Это было совсем не похоже на Али. Али — спортсмен, кандидат в мастера. И нисколько не расположен к выпивкам. Сабур помнит, что даже в день рождения Али, когда тому исполнилось семнадцать, они, собравшись, не выпили ни капельки. Сегодня, правда, Али ушел с третьего урока, чтобы поздравить знакомого спортсмена, нового чемпиона по вольной борьбе. Может, там…
— Ну что, поучаствовал в поздравлении? — спросил Сабур.
— Не в поздравлении, а в чествовании! — Али назидательно поднял палец над головой.
— Значит, там ты и начествовался?
— Неужели до сих пор что-то осталось?
— Осталось! — признался Сабур. — И мне кажется, Штихель догадался. Знаешь, если стоишь рядом, просто нельзя не догадаться. Только я вот чего не пойму: вы же спортсмены, разве спортсмены пьют?
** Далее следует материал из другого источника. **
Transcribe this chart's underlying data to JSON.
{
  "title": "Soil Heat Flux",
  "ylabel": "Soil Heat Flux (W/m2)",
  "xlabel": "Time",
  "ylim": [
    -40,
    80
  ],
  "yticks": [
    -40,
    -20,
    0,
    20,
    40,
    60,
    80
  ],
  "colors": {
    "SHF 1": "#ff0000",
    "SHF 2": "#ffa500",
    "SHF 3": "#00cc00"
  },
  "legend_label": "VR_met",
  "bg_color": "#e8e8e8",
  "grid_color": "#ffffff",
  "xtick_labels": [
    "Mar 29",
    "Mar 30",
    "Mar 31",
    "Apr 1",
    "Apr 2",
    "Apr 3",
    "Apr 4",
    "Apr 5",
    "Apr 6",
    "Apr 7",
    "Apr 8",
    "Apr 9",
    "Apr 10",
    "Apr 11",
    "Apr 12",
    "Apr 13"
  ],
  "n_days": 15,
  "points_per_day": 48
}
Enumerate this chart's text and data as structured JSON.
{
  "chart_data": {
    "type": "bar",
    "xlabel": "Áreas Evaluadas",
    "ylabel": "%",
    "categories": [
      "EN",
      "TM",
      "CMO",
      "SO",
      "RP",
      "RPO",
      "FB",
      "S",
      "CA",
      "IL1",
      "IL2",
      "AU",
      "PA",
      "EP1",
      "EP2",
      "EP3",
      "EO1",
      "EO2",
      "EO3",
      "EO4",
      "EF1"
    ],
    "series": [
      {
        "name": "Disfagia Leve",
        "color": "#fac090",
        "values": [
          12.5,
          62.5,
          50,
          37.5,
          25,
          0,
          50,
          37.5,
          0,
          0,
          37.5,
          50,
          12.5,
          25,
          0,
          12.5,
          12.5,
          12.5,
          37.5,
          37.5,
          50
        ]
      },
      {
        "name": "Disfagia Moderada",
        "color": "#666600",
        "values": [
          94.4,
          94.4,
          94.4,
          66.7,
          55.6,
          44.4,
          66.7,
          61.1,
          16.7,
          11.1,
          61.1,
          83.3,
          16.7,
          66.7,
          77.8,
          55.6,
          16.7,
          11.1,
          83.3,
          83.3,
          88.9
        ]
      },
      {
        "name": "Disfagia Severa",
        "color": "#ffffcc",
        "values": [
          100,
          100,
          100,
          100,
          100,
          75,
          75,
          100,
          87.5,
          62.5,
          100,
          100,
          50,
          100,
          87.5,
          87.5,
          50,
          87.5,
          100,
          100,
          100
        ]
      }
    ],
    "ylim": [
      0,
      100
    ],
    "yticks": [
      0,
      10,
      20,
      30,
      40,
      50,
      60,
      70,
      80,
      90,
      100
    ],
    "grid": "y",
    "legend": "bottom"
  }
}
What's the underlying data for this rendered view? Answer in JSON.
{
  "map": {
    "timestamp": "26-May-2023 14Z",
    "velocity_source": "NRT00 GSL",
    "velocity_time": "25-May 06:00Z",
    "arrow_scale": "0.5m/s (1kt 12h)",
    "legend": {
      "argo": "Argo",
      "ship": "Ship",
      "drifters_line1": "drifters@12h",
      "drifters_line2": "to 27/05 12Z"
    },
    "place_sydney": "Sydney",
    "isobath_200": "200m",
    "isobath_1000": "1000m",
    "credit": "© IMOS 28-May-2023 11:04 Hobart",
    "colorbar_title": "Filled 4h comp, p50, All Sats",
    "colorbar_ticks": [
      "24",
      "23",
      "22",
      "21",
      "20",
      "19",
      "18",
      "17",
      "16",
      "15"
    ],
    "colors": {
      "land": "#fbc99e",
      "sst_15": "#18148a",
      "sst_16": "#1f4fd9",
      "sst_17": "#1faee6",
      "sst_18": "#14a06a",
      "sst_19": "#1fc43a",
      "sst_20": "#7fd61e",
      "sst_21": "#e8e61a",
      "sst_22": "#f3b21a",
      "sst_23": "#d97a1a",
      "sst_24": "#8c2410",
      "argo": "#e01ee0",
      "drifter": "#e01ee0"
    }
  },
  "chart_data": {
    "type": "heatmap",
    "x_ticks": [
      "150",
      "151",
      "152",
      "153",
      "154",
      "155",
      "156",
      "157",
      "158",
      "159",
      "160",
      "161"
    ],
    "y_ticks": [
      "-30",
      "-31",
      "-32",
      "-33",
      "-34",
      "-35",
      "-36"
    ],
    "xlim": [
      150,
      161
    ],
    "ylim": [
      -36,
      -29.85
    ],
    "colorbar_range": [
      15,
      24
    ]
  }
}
— А мы не люди, что ли? Сам посуди. Как я мог отказаться? Тренер назвал меня «надеждой номер один», сказал, что включит в состав сборной на соревнования вольников юга России.
— Поздравляю! Здорово!
— А за Тайма́на как не выпить? Он ведь чемпион! Правда, сам он не пил.
— Значит, получилось две рюмки — за тренера и за чемпиона?
— Да нет, вышло три. Потом подняли тост за меня. Надо бы, конечно, не пить, а только пригубить. А я что-то разошелся, и все три рюмки хватил до дна. Смотрю, тренер косится. Да уже поздно. Завтра на тренировке не миновать неприятных разговоров. Буду выкладываться изо всех сил. Может, как-нибудь обойдется. Давай прибавим шагу!
Приятели вышли на залитый электрическим светом бульвар. На асфальте перед ними поплыли их длинные тени. Дурачась, друзья тут же затеяли состязание, кто первый наступит на чужую тень.
Вдруг из-под кустов выскочила маленькая собачонка. Сабур пронзительно свистнул. Собачка испуганно метнулась назад, в темноту.
— Ну, зачем ты так? Собака, наверное, бездомная, — укоризненно сказал Али.
— Эх-хех, молодость называется, — протяжно вздохнула сидевшая на лавочке старуха в большом черном платке.